There's been tears. There's been anger on top of residual anger left over from the motor development delays. There's been frustration because you want your child to lead a normal life and you want to lead a normal parental life. You don't want to have to seek the inner special circle for parents with special needs kids. You don't want to have to contemplate any more of the "nonnormal" shit.
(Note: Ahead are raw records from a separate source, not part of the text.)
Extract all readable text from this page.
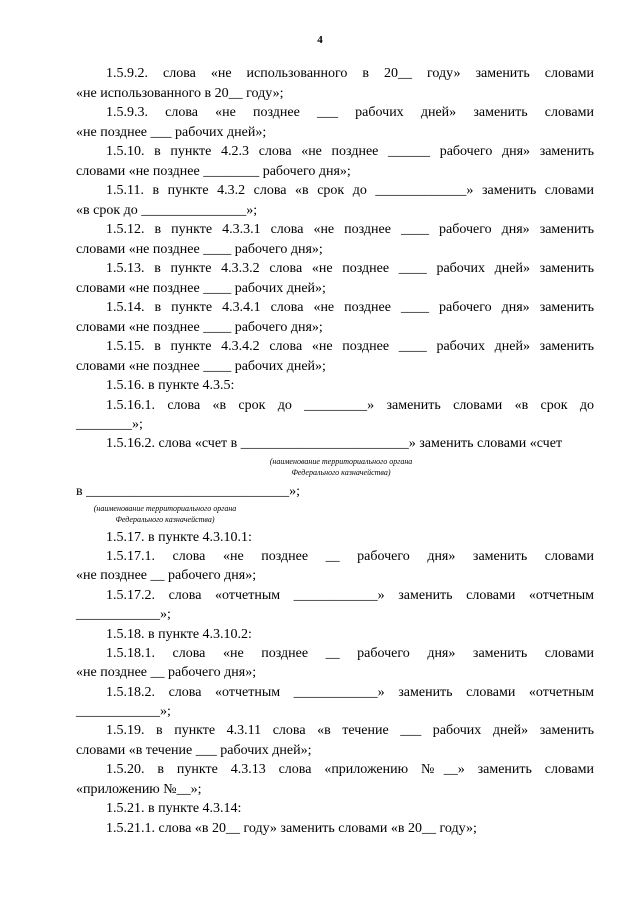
4
1.5.9.2. слова «не использованного в 20__ году» заменить словами
«не использованного в 20__ году»;
1.5.9.3. слова «не позднее ___ рабочих дней» заменить словами
«не позднее ___ рабочих дней»;
1.5.10. в пункте 4.2.3 слова «не позднее ______ рабочего дня» заменить
словами «не позднее ________ рабочего дня»;
1.5.11. в пункте 4.3.2 слова «в срок до _____________» заменить словами
«в срок до _______________»;
1.5.12. в пункте 4.3.3.1 слова «не позднее ____ рабочего дня» заменить
словами «не позднее ____ рабочего дня»;
1.5.13. в пункте 4.3.3.2 слова «не позднее ____ рабочих дней» заменить
словами «не позднее ____ рабочих дней»;
1.5.14. в пункте 4.3.4.1 слова «не позднее ____ рабочего дня» заменить
словами «не позднее ____ рабочего дня»;
1.5.15. в пункте 4.3.4.2 слова «не позднее ____ рабочих дней» заменить
словами «не позднее ____ рабочих дней»;
1.5.16. в пункте 4.3.5:
1.5.16.1. слова «в срок до _________» заменить словами «в срок до
________»;
1.5.16.2. слова «счет в ________________________» заменить словами «счет
(наименование территориального органа
Федерального казначейства)
в _____________________________»;
(наименование территориального органа
Федерального казначейства)
1.5.17. в пункте 4.3.10.1:
1.5.17.1. слова «не позднее __ рабочего дня» заменить словами
«не позднее __ рабочего дня»;
1.5.17.2. слова «отчетным ____________» заменить словами «отчетным
____________»;
1.5.18. в пункте 4.3.10.2:
1.5.18.1. слова «не позднее __ рабочего дня» заменить словами
«не позднее __ рабочего дня»;
1.5.18.2. слова «отчетным ____________» заменить словами «отчетным
____________»;
1.5.19. в пункте 4.3.11 слова «в течение ___ рабочих дней» заменить
словами «в течение ___ рабочих дней»;
1.5.20. в пункте 4.3.13 слова «приложению №__» заменить словами
«приложению №__»;
1.5.21. в пункте 4.3.14:
1.5.21.1. слова «в 20__ году» заменить словами «в 20__ году»;
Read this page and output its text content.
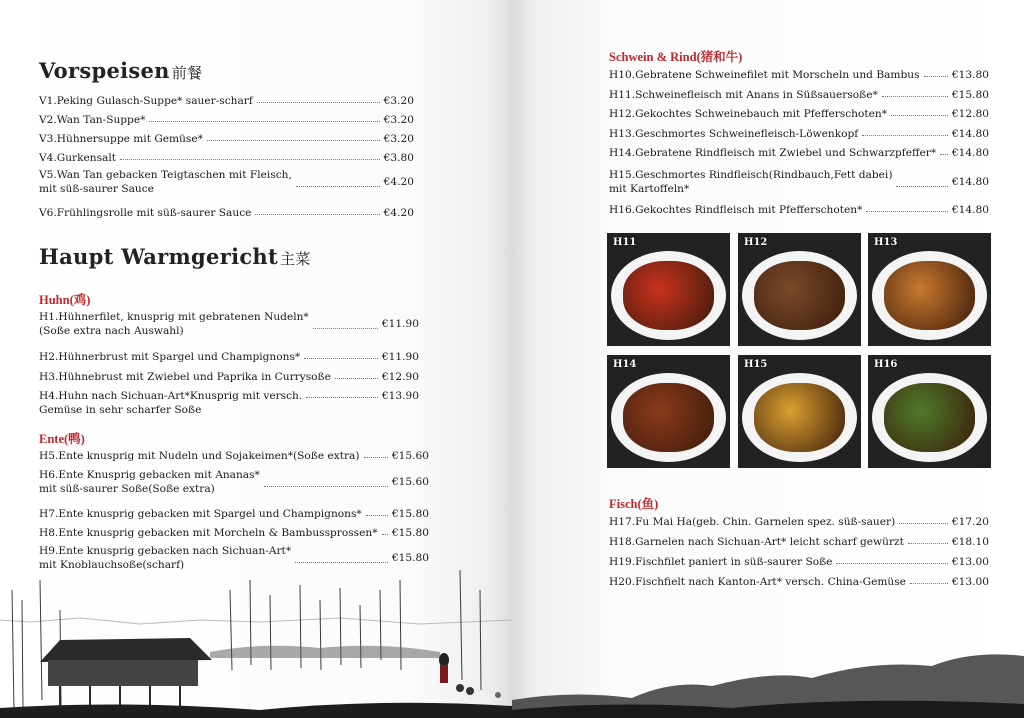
Vorspeisen 前餐
V1.Peking Gulasch-Suppe* sauer-scharf	€3.20
V2.Wan Tan-Suppe*	€3.20
V3.Hühnersuppe mit Gemüse*	€3.20
V4.Gurkensalt	€3.80
V5.Wan Tan gebacken Teigtaschen mit Fleisch,
mit süß-saurer Sauce
€4.20
V6.Frühlingsrolle mit süß-saurer Sauce	€4.20
Haupt Warmgericht 主菜
Huhn(鸡)
H1.Hühnerfilet, knusprig mit gebratenen Nudeln*
(Soße extra nach Auswahl)
€11.90
H2.Hühnerbrust mit Spargel und Champignons*	€11.90
H3.Hühnebrust mit Zwiebel und Paprika in Currysoße	€12.90
H4.Huhn nach Sichuan-Art*Knusprig mit versch.
Gemüse in sehr scharfer Soße
€13.90
Ente(鸭)
H5.Ente knusprig mit Nudeln und Sojakeimen*(Soße extra)	€15.60
H6.Ente Knusprig gebacken mit Ananas*
mit süß-saurer Soße(Soße extra)
€15.60
H7.Ente knusprig gebacken mit Spargel und Champignons*	€15.80
H8.Ente knusprig gebacken mit Morcheln & Bambussprossen* €15.80
H9.Ente knusprig gebacken nach Sichuan-Art*
mit Knoblauchsoße(scharf)
€15.80
Schwein & Rind(猪和牛)
H10.Gebratene Schweinefilet mit Morscheln und Bambus	€13.80
H11.Schweinefleisch mit Anans in Süßsauersoße*	€15.80
H12.Gekochtes Schweinebauch mit Pfefferschoten*	€12.80
H13.Geschmortes Schweinefleisch-Löwenkopf	€14.80
H14.Gebratene Rindfleisch mit Zwiebel und Schwarzpfeffer* €14.80
H15.Geschmortes Rindfleisch(Rindbauch,Fett dabei)
mit Kartoffeln*
€14.80
H16.Gekochtes Rindfleisch mit Pfefferschoten*	€14.80
H11	H12	H13
H14	H15	H16
Fisch(鱼)
H17.Fu Mai Ha(geb. Chin. Garnelen spez. süß-sauer)	€17.20
H18.Garnelen nach Sichuan-Art* leicht scharf gewürzt	€18.10
H19.Fischfilet paniert in süß-saurer Soße	€13.00
H20.Fischfielt nach Kanton-Art* versch. China-Gemüse	€13.00
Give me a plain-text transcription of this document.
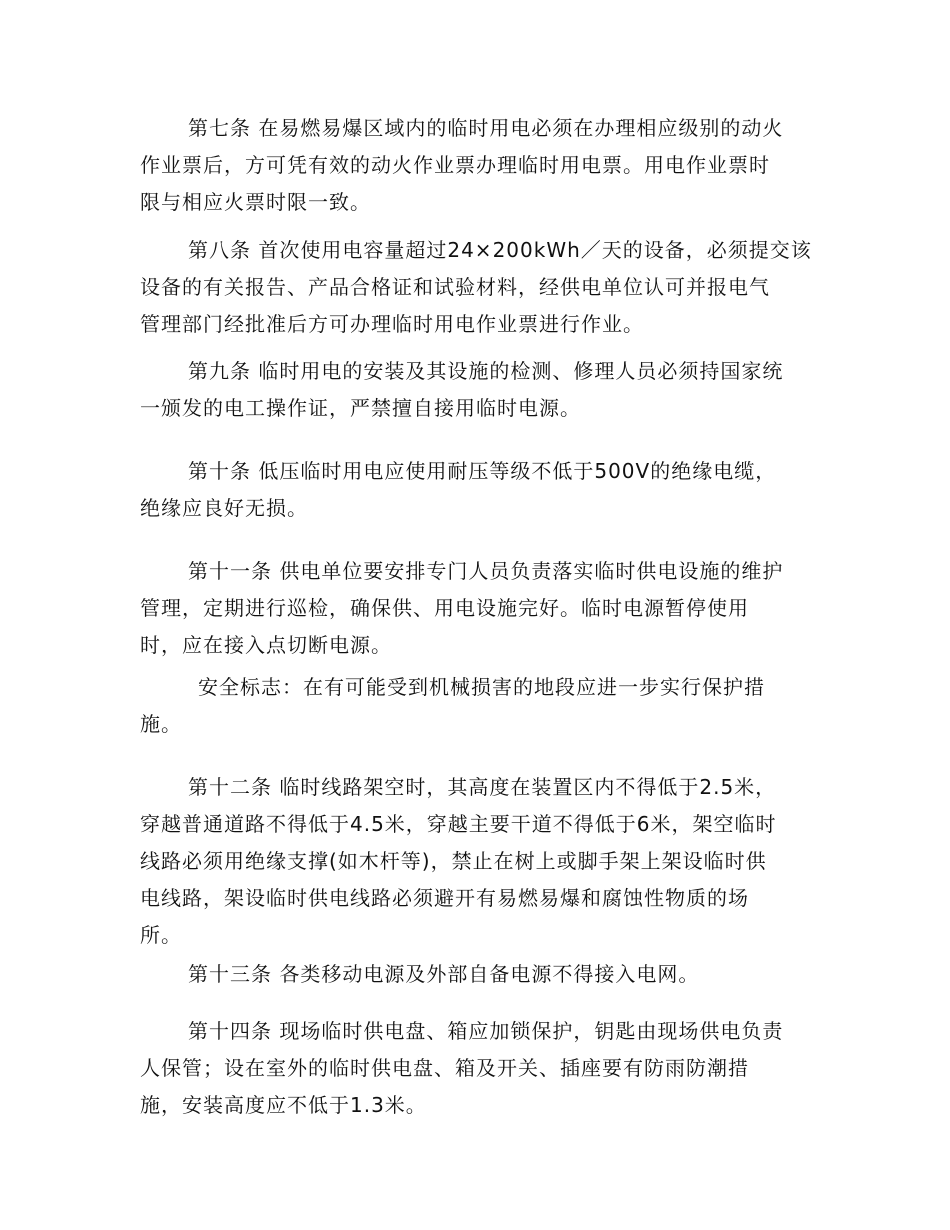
第七条 在易燃易爆区域内的临时用电必须在办理相应级别的动火
作业票后，方可凭有效的动火作业票办理临时用电票。用电作业票时
限与相应火票时限一致。
第八条 首次使用电容量超过24×200kWh／天的设备，必须提交该
设备的有关报告、产品合格证和试验材料，经供电单位认可并报电气
管理部门经批准后方可办理临时用电作业票进行作业。
第九条 临时用电的安装及其设施的检测、修理人员必须持国家统
一颁发的电工操作证，严禁擅自接用临时电源。
第十条 低压临时用电应使用耐压等级不低于500V的绝缘电缆，
绝缘应良好无损。
第十一条 供电单位要安排专门人员负责落实临时供电设施的维护
管理，定期进行巡检，确保供、用电设施完好。临时电源暂停使用
时，应在接入点切断电源。
安全标志：在有可能受到机械损害的地段应进一步实行保护措
施。
第十二条 临时线路架空时，其高度在装置区内不得低于2.5米，
穿越普通道路不得低于4.5米，穿越主要干道不得低于6米，架空临时
线路必须用绝缘支撑(如木杆等)，禁止在树上或脚手架上架设临时供
电线路，架设临时供电线路必须避开有易燃易爆和腐蚀性物质的场
所。
第十三条 各类移动电源及外部自备电源不得接入电网。
第十四条 现场临时供电盘、箱应加锁保护，钥匙由现场供电负责
人保管；设在室外的临时供电盘、箱及开关、插座要有防雨防潮措
施，安装高度应不低于1.3米。
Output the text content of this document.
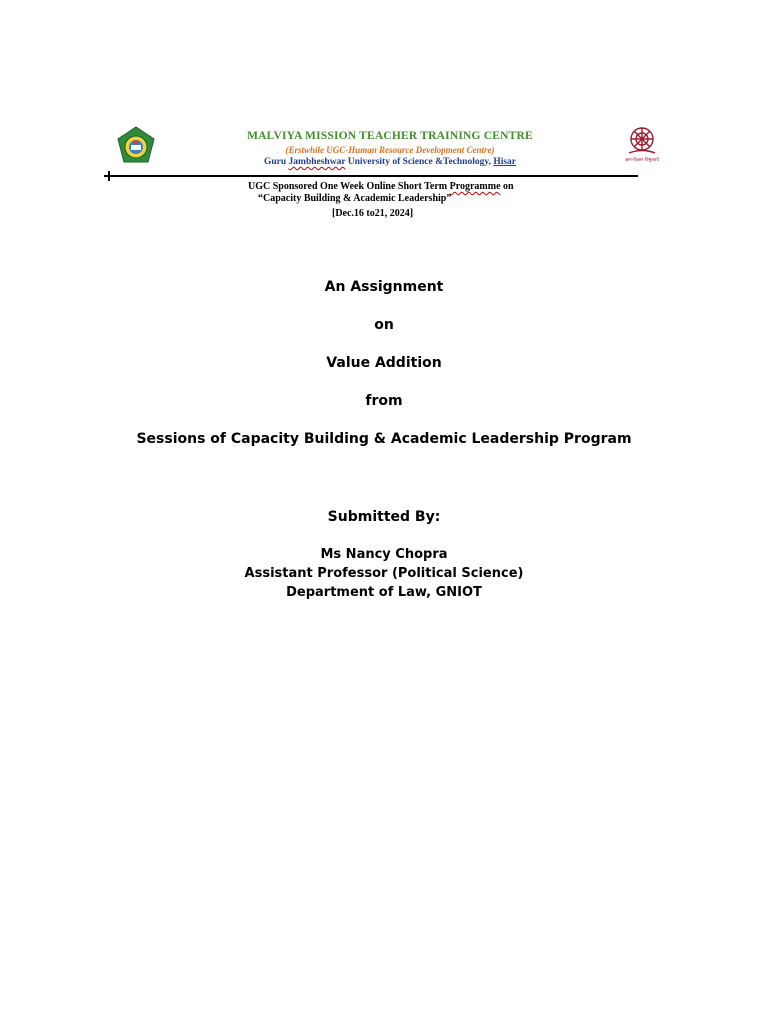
MALVIYA MISSION TEACHER TRAINING CENTRE
(Erstwhile UGC-Human Resource Development Centre)
Guru Jambheshwar University of Science &Technology, Hisar	ज्ञान-विज्ञान विमुक्तये
UGC Sponsored One Week Online Short Term Programme on
“Capacity Building & Academic Leadership”
[Dec.16 to21, 2024]
An Assignment
on
Value Addition
from
Sessions of Capacity Building & Academic Leadership Program
Submitted By:
Ms Nancy Chopra
Assistant Professor (Political Science)
Department of Law, GNIOT
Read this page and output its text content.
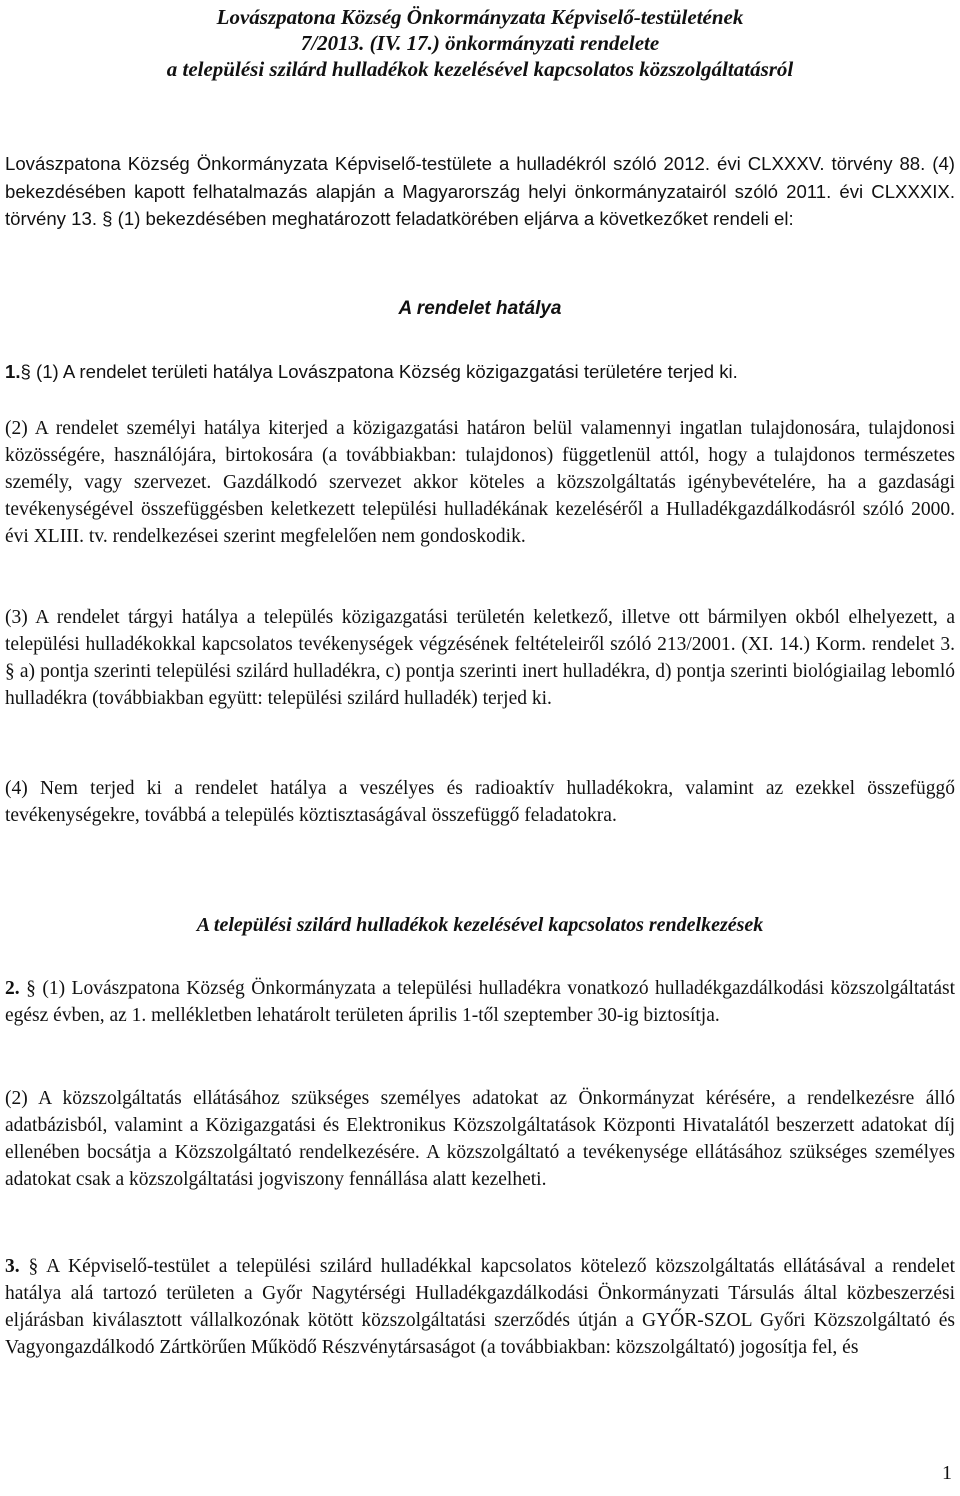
Lovászpatona Község Önkormányzata Képviselő-testületének
7/2013. (IV. 17.) önkormányzati rendelete
a települési szilárd hulladékok kezelésével kapcsolatos közszolgáltatásról
Lovászpatona Község Önkormányzata Képviselő-testülete a hulladékról szóló 2012. évi CLXXXV. törvény 88. (4) bekezdésében kapott felhatalmazás alapján a Magyarország helyi önkormányzatairól szóló 2011. évi CLXXXIX. törvény 13. § (1) bekezdésében meghatározott feladatkörében eljárva a következőket rendeli el:
A rendelet hatálya
1.§ (1) A rendelet területi hatálya Lovászpatona Község közigazgatási területére terjed ki.
(2) A rendelet személyi hatálya kiterjed a közigazgatási határon belül valamennyi ingatlan tulajdonosára, tulajdonosi közösségére, használójára, birtokosára (a továbbiakban: tulajdonos) függetlenül attól, hogy a tulajdonos természetes személy, vagy szervezet. Gazdálkodó szervezet akkor köteles a közszolgáltatás igénybevételére, ha a gazdasági tevékenységével összefüggésben keletkezett települési hulladékának kezeléséről a Hulladékgazdálkodásról szóló 2000. évi XLIII. tv. rendelkezései szerint megfelelően nem gondoskodik.
(3) A rendelet tárgyi hatálya a település közigazgatási területén keletkező, illetve ott bármilyen okból elhelyezett, a települési hulladékokkal kapcsolatos tevékenységek végzésének feltételeiről szóló 213/2001. (XI. 14.) Korm. rendelet 3. § a) pontja szerinti települési szilárd hulladékra, c) pontja szerinti inert hulladékra, d) pontja szerinti biológiailag lebomló hulladékra (továbbiakban együtt: települési szilárd hulladék) terjed ki.
(4) Nem terjed ki a rendelet hatálya a veszélyes és radioaktív hulladékokra, valamint az ezekkel összefüggő tevékenységekre, továbbá a település köztisztaságával összefüggő feladatokra.
A települési szilárd hulladékok kezelésével kapcsolatos rendelkezések
2. § (1) Lovászpatona Község Önkormányzata a települési hulladékra vonatkozó hulladékgazdálkodási közszolgáltatást egész évben, az 1. mellékletben lehatárolt területen április 1-től szeptember 30-ig biztosítja.
(2) A közszolgáltatás ellátásához szükséges személyes adatokat az Önkormányzat kérésére, a rendelkezésre álló adatbázisból, valamint a Közigazgatási és Elektronikus Közszolgáltatások Központi Hivatalától beszerzett adatokat díj ellenében bocsátja a Közszolgáltató rendelkezésére. A közszolgáltató a tevékenysége ellátásához szükséges személyes adatokat csak a közszolgáltatási jogviszony fennállása alatt kezelheti.
3. § A Képviselő-testület a települési szilárd hulladékkal kapcsolatos kötelező közszolgáltatás ellátásával a rendelet hatálya alá tartozó területen a Győr Nagytérségi Hulladékgazdálkodási Önkormányzati Társulás által közbeszerzési eljárásban kiválasztott vállalkozónak kötött közszolgáltatási szerződés útján a GYŐR-SZOL Győri Közszolgáltató és Vagyongazdálkodó Zártkörűen Működő Részvénytársaságot (a továbbiakban: közszolgáltató) jogosítja fel, és
1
And then you get over it. For the most part. Because you have a beautiful child who is here. Who does smile and laugh. Who may or may not be autistic. Who melts your heart and you can't wait to spend time with everyday.

You see this:



And you know you've got it good! No matter what the future holds.

Monday, July 9, 2012

My inner gardener

Seems like I'm always daydreaming about something. Lately it's been gardening. Really it's the wrong season to get started on a garden, so I'm sticking to daydreaming. Mostly. I did managed to finally plant the few stalks of Russian Sage my neighbor had given me and that I was barely keeping alive in a container on the porch. I love Russian Sage, so I'm hoping it thrives. It should since now it has a happy Earthly home instead of being stuck in a container with not much soil and/or water to prosper. And I might get around to digging up the zinnia babies that sprang up in the front bed despite my ripping them out. And because it's scorching hot, daydreaming and planning my future beds.

What's making planning difficult is that most of my utility lines are buried where I want to plant—along the side of the house. I'm still not quite certain what I'll do, and the look I'm after: A sweeping line of lavender. And I hope once we put up a fence next year, that I can add another line of lavender or Russian Sage.

Imagine:



I plan to kill off the grass on one side of the house because it can't seem to stay alive during any season let alone the second coming of the dust bowl. Well, except the crabgrass. The crabgrass can survive a zombie attack and an apocalypse. Once the grass is killed off I'd like to put down stepping stones. Again, I'm not exactly sure how I'll be able to do this since our utility lines are right there.

And while all that's going on in my head, we're also putting in a 10'x20' paver patio. Because we're gluttons for punishment, we started the hardest part of the project—prying up our sod and the clay we found beneath (surprise!), in record-setting heat. Needless to say we haven't gotten far because once the shade disappears at noon, so does are resolve and we head inside for hot showers and clean clothes. Maybe we'll be done by the end of July. Maybe. We joke that it'll be a story to tell everyone: We put this patio in on days it reached 104 degrees and higher outside!

Until then, I keep daydreaming—in the refreshing coolness of my AC—where I'm going to put in my veggie garden and how the water feature will sound when I lounge on my patio. It's really beautiful—in my head. Oh, and on Pinterest.